Figure 4. Proposed mechanism of COVID-19 immunothrombosis.

During COVID-19, SARS–CoV-2 triggers complement activation by interacting with mannan-binding lectin (MBL) serine proteases (MASPs) or possibly through (auto)antibodies or/and immunocomplexes. C3 activation, as a point of convergence of all complement pathways, leads to C3a, C5a, and sC5b-9 (TCC) generation. Subsequently, C3a might activate platelets (PLTs), while C5a and PLT-derived thrombin induce both neutrophil TF expression and NETs carrying active TF. These thrombogenic NETs may induce endothelial cell activation toward TF expression, thus increasing their procoagulant activity. This may further amplify (e.g., via PAR1), inflammation and PLT activation, thereby fueling a complement/NET-driven vicious cycle of immunothrombosis.

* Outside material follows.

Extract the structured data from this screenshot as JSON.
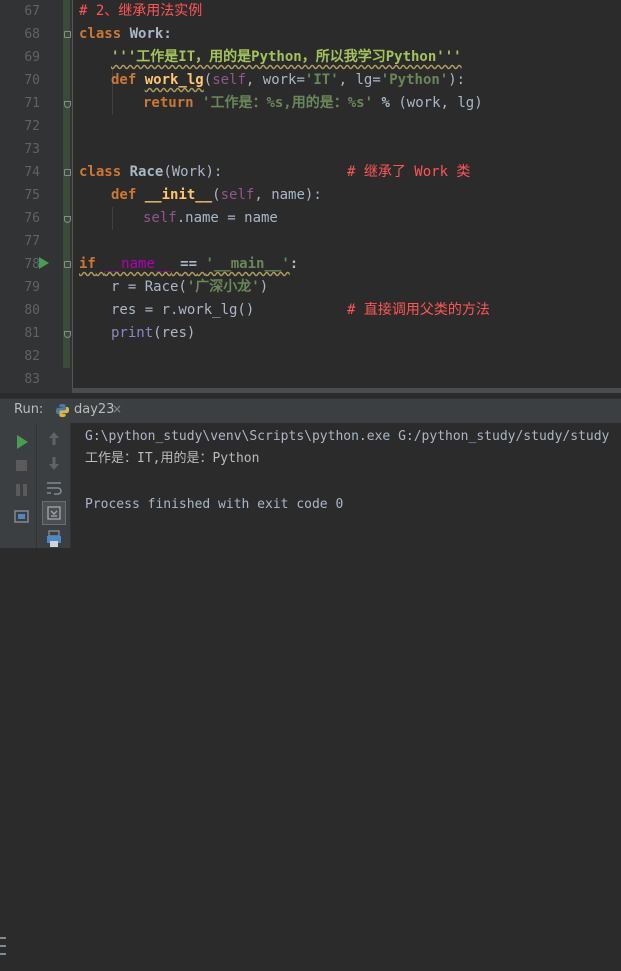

Complement, thrombin, and NETosis represent promising therapeutic targets. The central pink box includes components of the COVID-19 thromboinflammatory environment. Question marks and dotted lines indicate provisional pathways/connections that have not yet been investigated in COVID-19. FP, properdin; PMX-53, specific C5a receptor antagonist.